The Panel discussed the short-term implications of continued dry and warm weather and agreed to highlight the importance of the following points of advice to farmers and crofters:
- plan and act now, in advance of the Autumn and Winter ahead. Leaving it too late will only result in problems
- familiarise yourself with livestock nutritional and feed budget requirements and seek advice where required from appropriate sources, including feed merchants, animal nutrition advisers and the Farm Advisory Service. Free advice can be obtained by dialling 0300 323 0161 or e-mailing firstname.lastname@example.org
- consider use of alternative livestock bedding materials and feedstuffs
- if there is an opportunity to do so consider growing a catch crop such as temporary grass, fodder rape or stubble turnips. Forage brassicas provide an extremely cost effective way of supplementing livestock rations during times when fodder may be scarce
- actively explore opportunities for collaboration such as speaking to other farmers and entering into joint purchasing arrangements; straw for muck deals; and making temporary use of underutilised grazing land or catch crops in other parts of the country through mutual arrangements
- consider the merits of entering into longer term animal feed and fodder supply contracts
- speaking to your bank about your financial situation as soon as possible will assist with financial planning over the longer term and may also help to smooth out any short to medium term cash-flow issues.

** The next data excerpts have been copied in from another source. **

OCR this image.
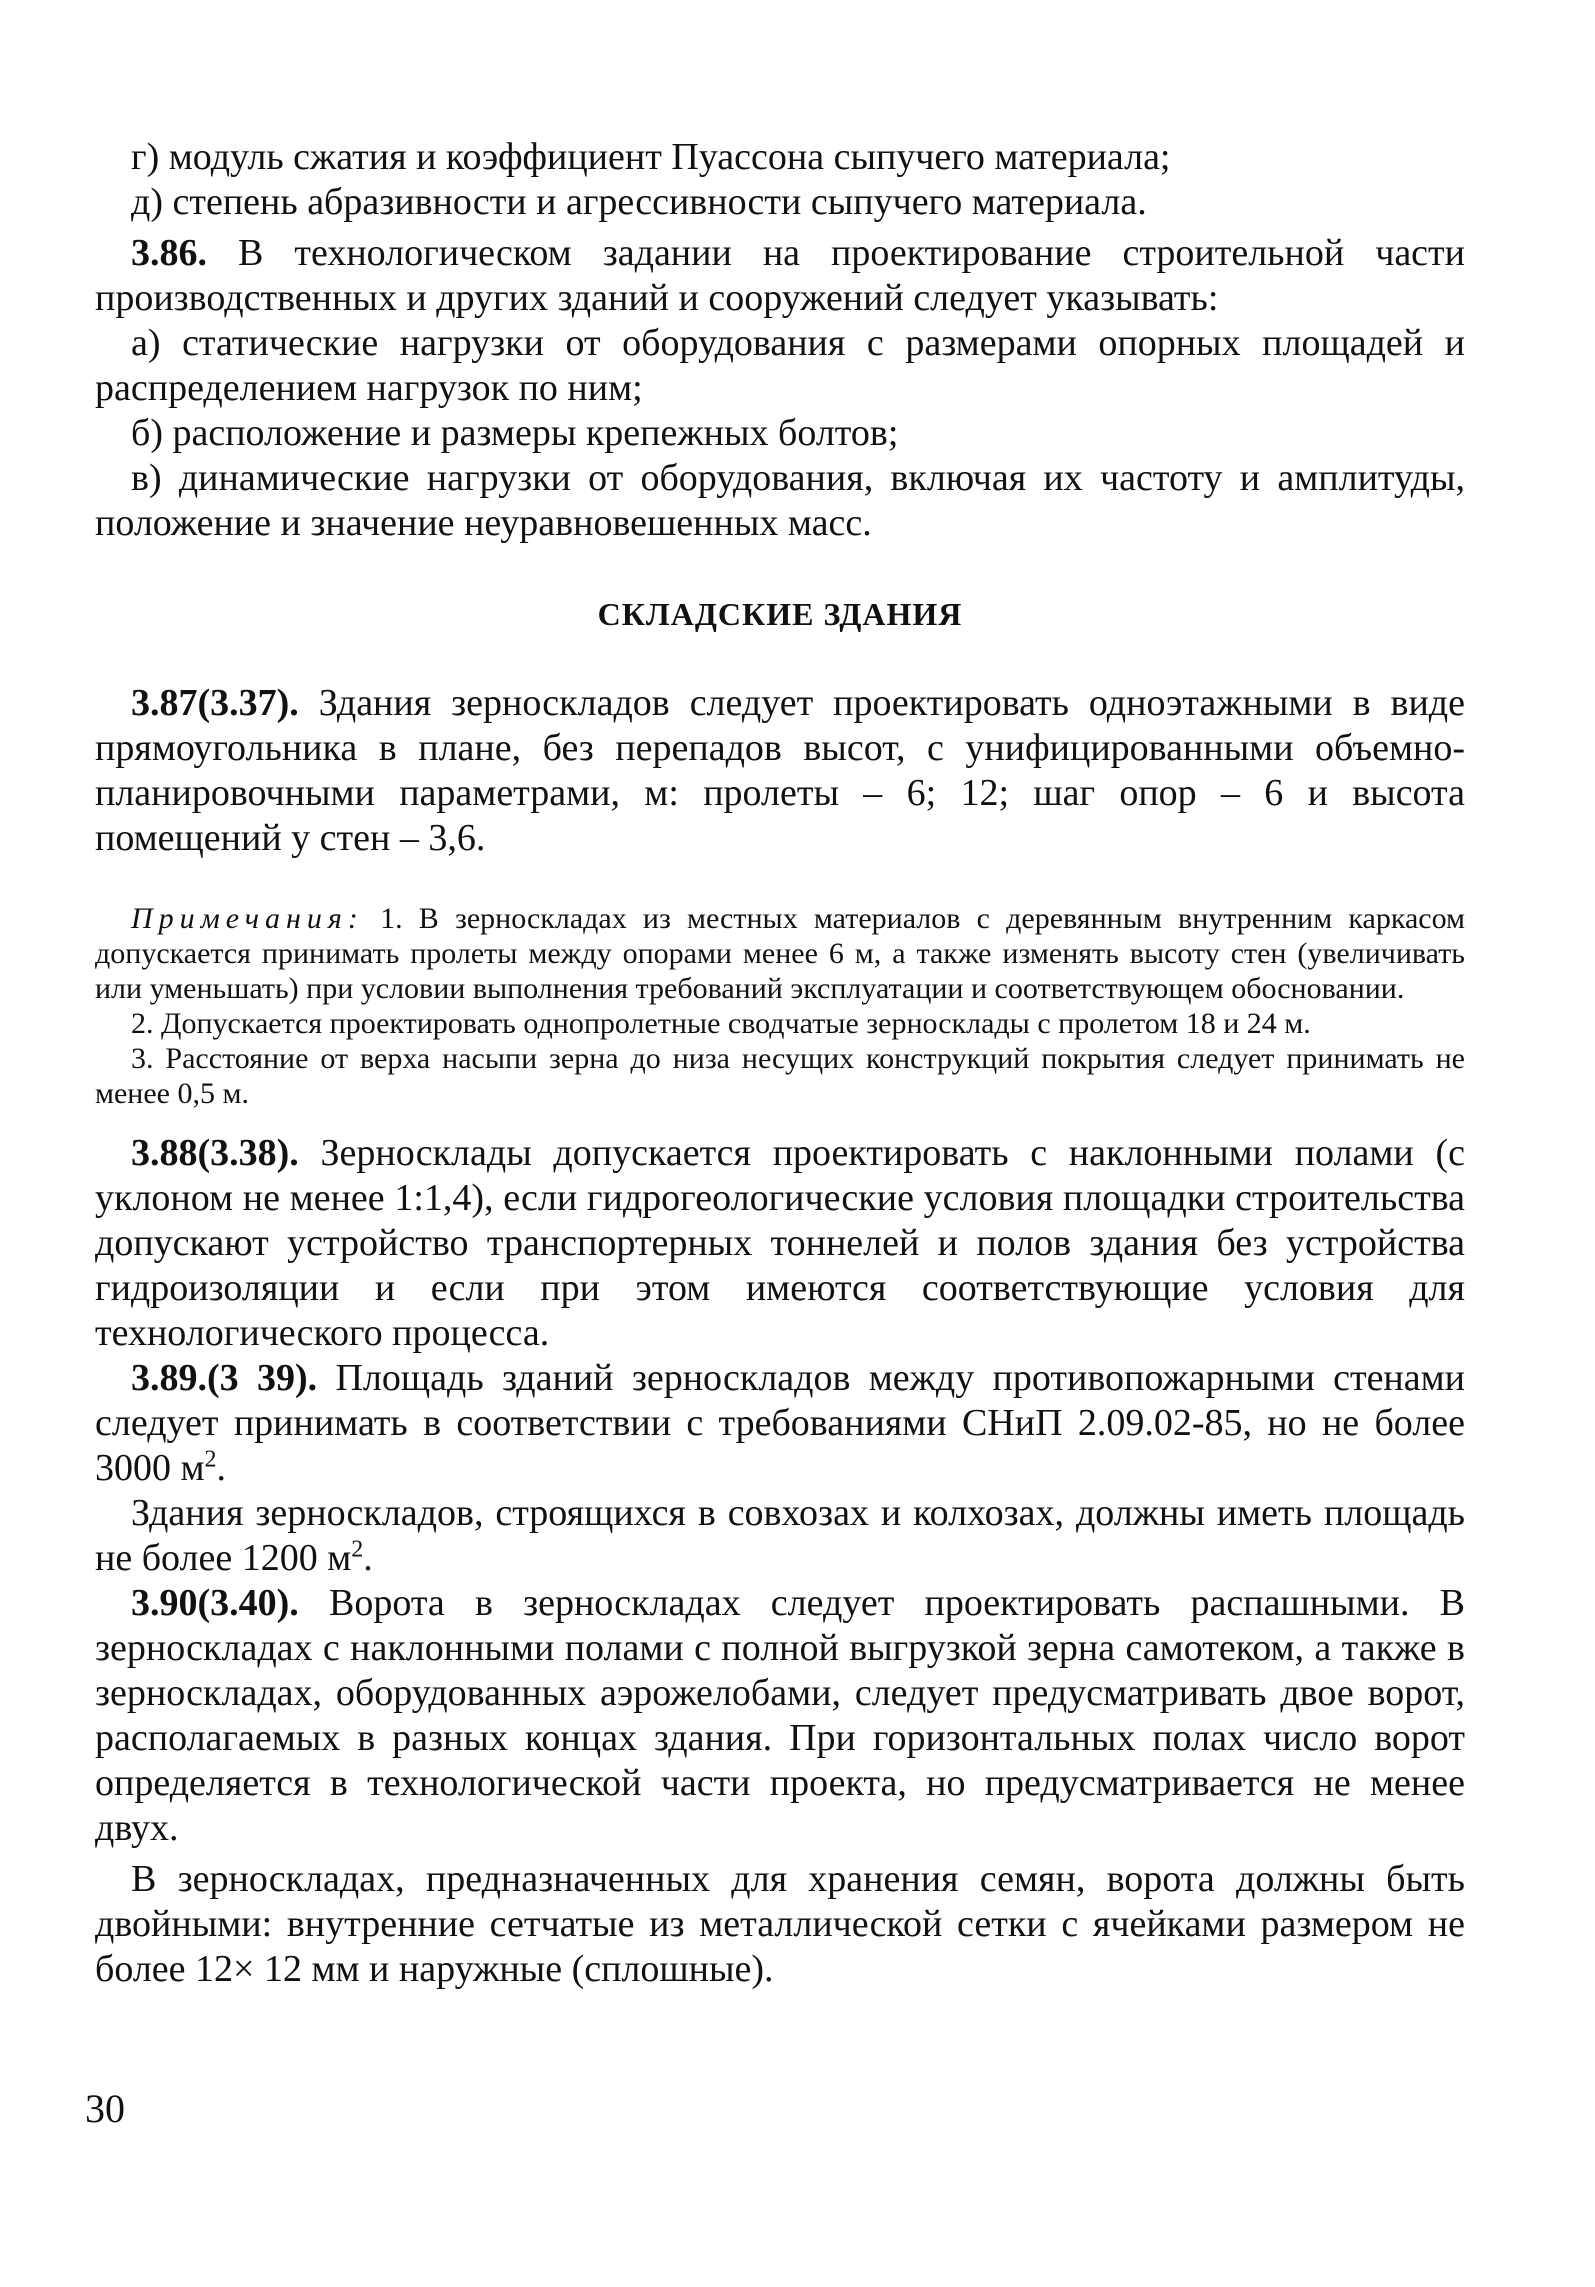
г) модуль сжатия и коэффициент Пуассона сыпучего материала;

д) степень абразивности и агрессивности сыпучего материала.

3.86. В технологическом задании на проектирование строительной части производственных и других зданий и сооружений следует указывать:

а) статические нагрузки от оборудования с размерами опорных площадей и распределением нагрузок по ним;

б) расположение и размеры крепежных болтов;

в) динамические нагрузки от оборудования, включая их частоту и амплитуды, положение и значение неуравновешенных масс.

СКЛАДСКИЕ ЗДАНИЯ

3.87(3.37). Здания зерноскладов следует проектировать одноэтажными в виде прямоугольника в плане, без перепадов высот, с унифицированными объемно-планировочными параметрами, м: пролеты – 6; 12; шаг опор – 6 и высота помещений у стен – 3,6.

Примечания: 1. В зерноскладах из местных материалов с деревянным внутренним каркасом допускается принимать пролеты между опорами менее 6 м, а также изменять высоту стен (увеличивать или уменьшать) при условии выполнения требований эксплуатации и соответствующем обосновании.

2. Допускается проектировать однопролетные сводчатые зерносклады с пролетом 18 и 24 м.

3. Расстояние от верха насыпи зерна до низа несущих конструкций покрытия следует принимать не менее 0,5 м.

3.88(3.38). Зерносклады допускается проектировать с наклонными полами (с уклоном не менее 1:1,4), если гидрогеологические условия площадки строительства допускают устройство транспортерных тоннелей и полов здания без устройства гидроизоляции и если при этом имеются соответствующие условия для технологического процесса.

3.89.(3 39). Площадь зданий зерноскладов между противопожарными стенами следует принимать в соответствии с требованиями СНиП 2.09.02-85, но не более 3000 $м^2$.

Здания зерноскладов, строящихся в совхозах и колхозах, должны иметь площадь не более 1200 $м^2$.

3.90(3.40). Ворота в зерноскладах следует проектировать распашными. В зерноскладах с наклонными полами с полной выгрузкой зерна самотеком, а также в зерноскладах, оборудованных аэрожелобами, следует предусматривать двое ворот, располагаемых в разных концах здания. При горизонтальных полах число ворот определяется в технологической части проекта, но предусматривается не менее двух.

В зерноскладах, предназначенных для хранения семян, ворота должны быть двойными: внутренние сетчатые из металлической сетки с ячейками размером не более 12× 12 мм и наружные (сплошные).

30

The banks are there to help farm businesses plan for their future
- look out for your own welfare and don't hesitate to speak early to friends or relatives, or phone one of the care organisations such as RSABI, the Samaritans or Breathing Space. The first step is to talk about your feelings. RSABI can be contacted on 0300 111 4166 24.
The Panel also discussed the importance of effective longer-term business planning and resilience and the need for rural businesses to prepare and actively consider now the impact of long-term changes in Scotland's climate and weather conditions.
The Panel heard from the Met Office that average temperatures have risen by approximately 1 degree Celsius over the last twenty or so years and that if this trend continues it is not unreasonable to expect further extreme weather events and episodes to become more frequent in future. The Panel therefore agreed to develop further advice and recommendations on how farmers and crofters can better prepare for the future.